Fig. 2. Roseomonas isolates differ in nitrogen fixation.

(A) Total change in ¹⁵N to ¹⁴N ratio for three isolates of Roseomonas from healthy volunteers (RmHV1-3), three isolates of Roseomonas from patients with AD (RmAD1-3), or one isolate of A. brasilense (A. bras) cultured with ¹⁵N₂ in head space. (B) Flux analysis was performed on metabolites with increase in ¹⁵N ratios; metabolites with greatest ¹⁵N change were ranked by P value and analyzed by MetaboAnalyst for pathways in lipidomic and metabolic acquisition conditions. (C) Representative images (1.25×) from spiral plated culture on agar for bacteria cultured in ambient air (Amb) or in head space devoid of N₂ [79% argon (Ar), 20% oxygen (O₂), and 1% carbon dioxide (CO₂)]. (D and E) R. mucosa metabolites most affected by N₂ deprivation were assessed by MALDI–time-of-flight (TOF) MS and analyzed for pathways affected by MetaboAnalyst. (F) Total intensity values for annotated ceramide containing compounds assessed by MALDI. (G) Mice treated in the MC903 model of AD for 8 days of dermatitis induction, 3 days of treatment with either RmHV cultured in ambient conditions of N₂ deprivation (−N₂), and then 4 days of observation; change in mouse ear thickness between days 8 and 15 is shown.

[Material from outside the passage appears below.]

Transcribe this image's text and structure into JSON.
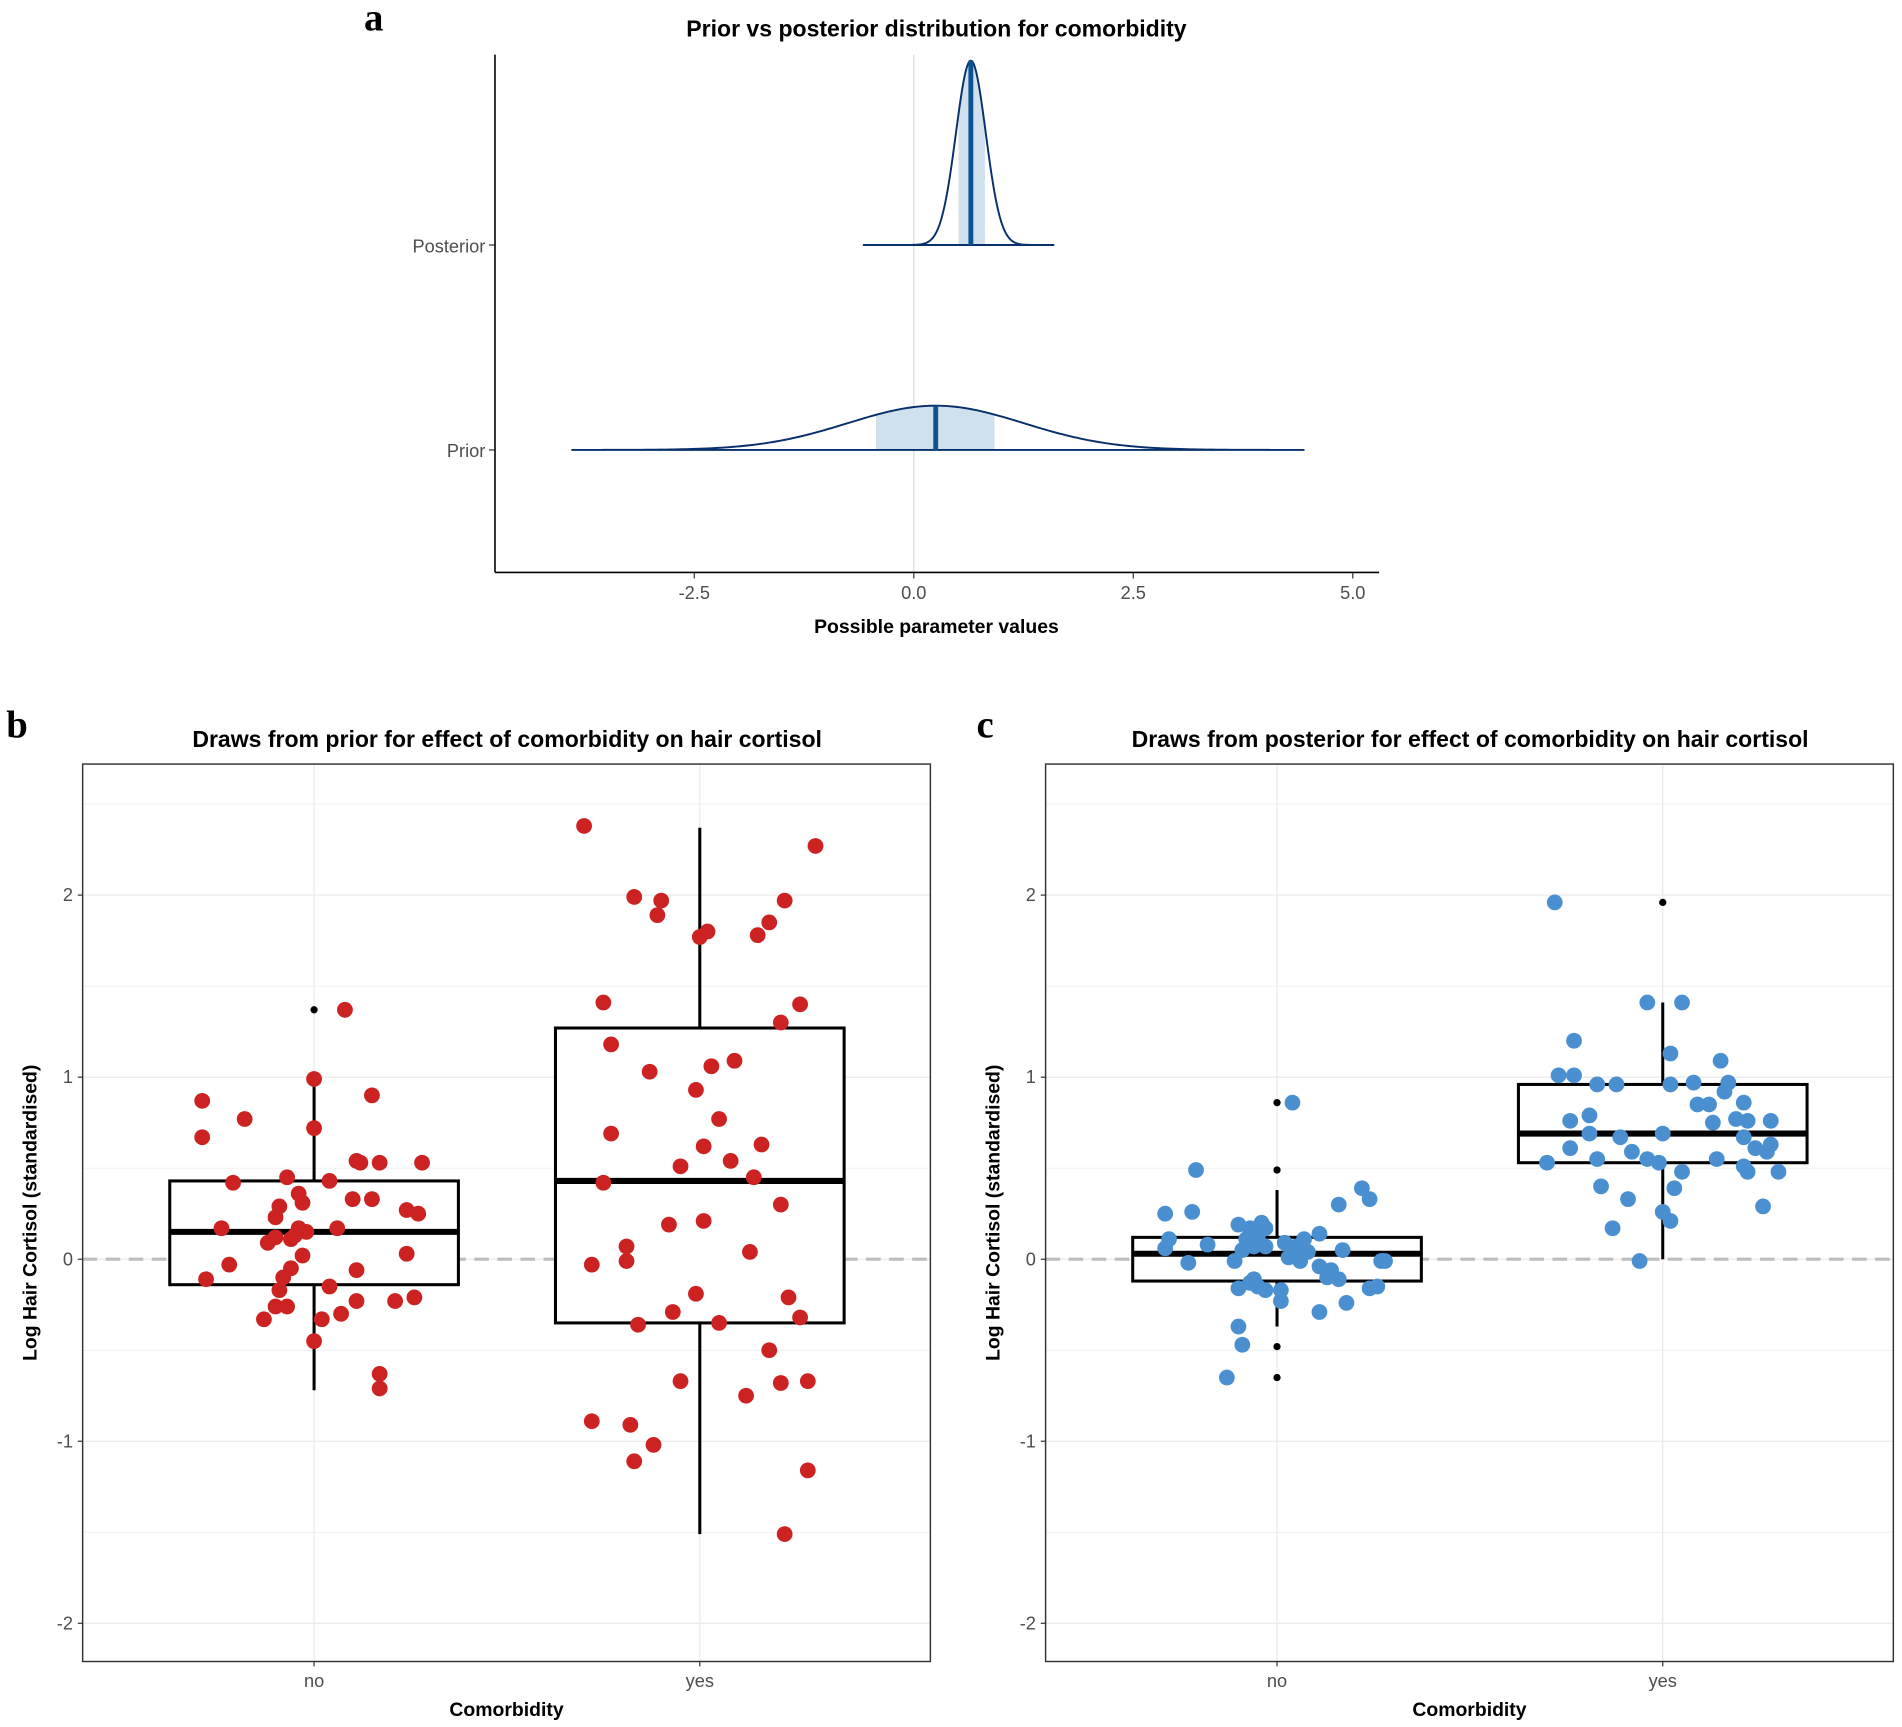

Reduced thickness indicates reduced swelling and improved outcomes. (H) MALDI-MSI performed on mouse ears; segmentation performed by SCiLS Lab. (I) Pathway analysis derived from metabolites that best distinguish mice ears treated with RmHV1 from ambient conditions versus treatment with RmHV1 cultured in N₂ deprivation. (J and K) Distribution of indicated metabolites as indicated by MALDI-MSI. GPL, glycerophospholipids; GPI, glycerophosphatidylinositol; deg., degradation; αLa, α-linolenic acid. Data shown represent two (G to K) or three or more (A to F) independent experiments. *P < 0.05; ns, not significant as determined by ANOVA.